Stopping a long-used sedative can also require planning. Benzodiazepines, in particular, should not be abruptly stopped without medical guidance because withdrawal can be dangerous. Even when a medication is a poor long-term fit, the safer path may be a supervised taper, a substitution plan, and CBT-I support rather than a sudden cleanout of the nightstand.

So What Is The Best Sleep Aid For Older Adults?

For most adults 65 and older, the answer starts with what not to choose. Diphenhydramine, doxylamine, benzodiazepines, and Z-drugs should not be the casual first answer to insomnia after 65 because the Beers Criteria flag them for risks that matter in real homes: confusion, falls, fractures, delirium, cognitive effects, and anticholinergic burden.[1]
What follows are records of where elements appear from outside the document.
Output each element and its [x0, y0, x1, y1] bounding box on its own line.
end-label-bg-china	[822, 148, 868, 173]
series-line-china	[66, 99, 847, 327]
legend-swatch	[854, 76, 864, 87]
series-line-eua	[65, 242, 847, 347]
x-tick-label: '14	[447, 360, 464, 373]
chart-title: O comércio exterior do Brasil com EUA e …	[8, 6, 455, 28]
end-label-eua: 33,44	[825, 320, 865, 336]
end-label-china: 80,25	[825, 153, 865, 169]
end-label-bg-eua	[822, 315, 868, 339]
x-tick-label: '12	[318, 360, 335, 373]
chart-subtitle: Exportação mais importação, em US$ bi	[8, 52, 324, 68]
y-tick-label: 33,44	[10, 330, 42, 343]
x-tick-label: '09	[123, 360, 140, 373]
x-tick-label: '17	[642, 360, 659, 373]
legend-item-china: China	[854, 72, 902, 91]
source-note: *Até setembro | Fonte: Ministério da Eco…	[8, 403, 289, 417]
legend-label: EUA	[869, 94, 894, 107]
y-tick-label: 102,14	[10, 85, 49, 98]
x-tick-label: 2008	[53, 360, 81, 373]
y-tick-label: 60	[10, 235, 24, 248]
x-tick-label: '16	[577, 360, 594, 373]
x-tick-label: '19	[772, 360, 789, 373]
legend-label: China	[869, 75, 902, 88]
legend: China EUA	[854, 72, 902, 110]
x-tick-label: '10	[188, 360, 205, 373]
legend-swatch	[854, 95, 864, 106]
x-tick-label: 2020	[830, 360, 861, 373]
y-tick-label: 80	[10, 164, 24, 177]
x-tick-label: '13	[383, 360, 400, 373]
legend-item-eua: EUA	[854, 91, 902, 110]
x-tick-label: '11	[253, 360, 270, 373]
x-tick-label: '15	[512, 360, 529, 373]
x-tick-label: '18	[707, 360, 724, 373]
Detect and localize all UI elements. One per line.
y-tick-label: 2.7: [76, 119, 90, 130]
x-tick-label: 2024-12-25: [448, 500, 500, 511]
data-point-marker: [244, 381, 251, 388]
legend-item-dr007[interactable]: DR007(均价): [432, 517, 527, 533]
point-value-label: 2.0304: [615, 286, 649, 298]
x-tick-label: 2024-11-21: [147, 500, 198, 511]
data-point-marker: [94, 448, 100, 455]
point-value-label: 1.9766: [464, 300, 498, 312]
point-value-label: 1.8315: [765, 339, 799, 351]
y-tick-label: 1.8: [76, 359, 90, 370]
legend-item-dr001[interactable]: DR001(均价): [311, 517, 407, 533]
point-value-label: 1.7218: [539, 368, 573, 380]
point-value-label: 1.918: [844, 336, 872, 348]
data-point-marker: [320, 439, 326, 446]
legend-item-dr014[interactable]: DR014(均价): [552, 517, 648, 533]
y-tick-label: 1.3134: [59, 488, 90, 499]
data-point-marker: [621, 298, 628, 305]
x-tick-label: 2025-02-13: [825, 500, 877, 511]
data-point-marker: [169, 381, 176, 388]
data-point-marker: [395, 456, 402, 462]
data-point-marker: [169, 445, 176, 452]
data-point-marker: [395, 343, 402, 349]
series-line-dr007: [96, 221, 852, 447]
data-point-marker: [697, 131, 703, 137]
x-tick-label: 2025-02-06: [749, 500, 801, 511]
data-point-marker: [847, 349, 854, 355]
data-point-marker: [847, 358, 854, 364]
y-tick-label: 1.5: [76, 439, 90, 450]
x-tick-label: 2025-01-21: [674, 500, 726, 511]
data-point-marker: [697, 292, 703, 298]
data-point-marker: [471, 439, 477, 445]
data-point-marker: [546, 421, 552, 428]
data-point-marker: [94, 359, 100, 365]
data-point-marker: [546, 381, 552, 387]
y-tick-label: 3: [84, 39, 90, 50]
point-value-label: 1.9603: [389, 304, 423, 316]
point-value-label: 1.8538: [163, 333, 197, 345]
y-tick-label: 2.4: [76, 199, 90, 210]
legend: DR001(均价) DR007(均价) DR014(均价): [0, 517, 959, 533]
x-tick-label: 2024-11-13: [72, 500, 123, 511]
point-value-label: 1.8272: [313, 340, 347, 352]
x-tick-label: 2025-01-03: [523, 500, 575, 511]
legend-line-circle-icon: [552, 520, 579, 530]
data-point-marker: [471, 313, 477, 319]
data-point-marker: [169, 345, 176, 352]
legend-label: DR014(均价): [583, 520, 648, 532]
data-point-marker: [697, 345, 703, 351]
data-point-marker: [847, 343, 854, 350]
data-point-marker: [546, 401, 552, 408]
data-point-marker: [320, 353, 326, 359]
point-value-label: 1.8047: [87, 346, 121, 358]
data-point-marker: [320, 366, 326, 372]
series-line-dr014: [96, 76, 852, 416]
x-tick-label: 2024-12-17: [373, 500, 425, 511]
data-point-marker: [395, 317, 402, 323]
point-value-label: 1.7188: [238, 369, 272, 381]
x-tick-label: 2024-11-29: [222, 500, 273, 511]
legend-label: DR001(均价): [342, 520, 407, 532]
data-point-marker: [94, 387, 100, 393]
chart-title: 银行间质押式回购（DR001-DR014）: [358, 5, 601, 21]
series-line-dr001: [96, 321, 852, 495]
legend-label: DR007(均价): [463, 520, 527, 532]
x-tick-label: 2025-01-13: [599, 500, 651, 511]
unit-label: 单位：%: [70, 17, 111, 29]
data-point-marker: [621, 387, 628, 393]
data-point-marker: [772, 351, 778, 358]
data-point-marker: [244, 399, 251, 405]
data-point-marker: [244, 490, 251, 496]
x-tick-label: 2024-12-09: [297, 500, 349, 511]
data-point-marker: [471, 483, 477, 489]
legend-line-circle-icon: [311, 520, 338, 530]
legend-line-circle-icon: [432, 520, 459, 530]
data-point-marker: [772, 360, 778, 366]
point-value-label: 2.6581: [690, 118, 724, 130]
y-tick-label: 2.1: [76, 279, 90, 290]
CBT-I should be considered first when it is available and appropriate, because it treats insomnia without adding medication side effects and has more durable benefit than drug therapy in the reviewed evidence.[2] When medication is still needed, the better conversation is not “Which pill is strongest?” It is “Which lower-risk option matches this person’s sleep problem and health profile?”

That may mean ramelteon or prolonged-release melatonin for sleep onset, low-dose doxepin for sleep maintenance, or a DORA when the expected benefit, adverse-effect profile, drug interactions, coverage, and cost line up. None of these is a universal winner. The safest choice is the one that lets the older adult sleep without making someone else discover the cost at breakfast, on the bathroom floor, or in another stack of discharge paperwork.

References

  1. American Geriatrics Society 2023 updated AGS Beers Criteria® for potentially inappropriate medication use in older adults. Journal of the American Geriatrics Society. 2023.
  2. Insomnia in older adults: A review of treatment options. Cleveland Clinic Journal of Medicine. 2025.
  3. Melatonin Natural Health Products and Supplements: Presence of Serotonin and Significant Variability of Melatonin Content. American Family Physician. 2021.
  4. Dual orexin receptor antagonists for insomnia in older adults. PMC.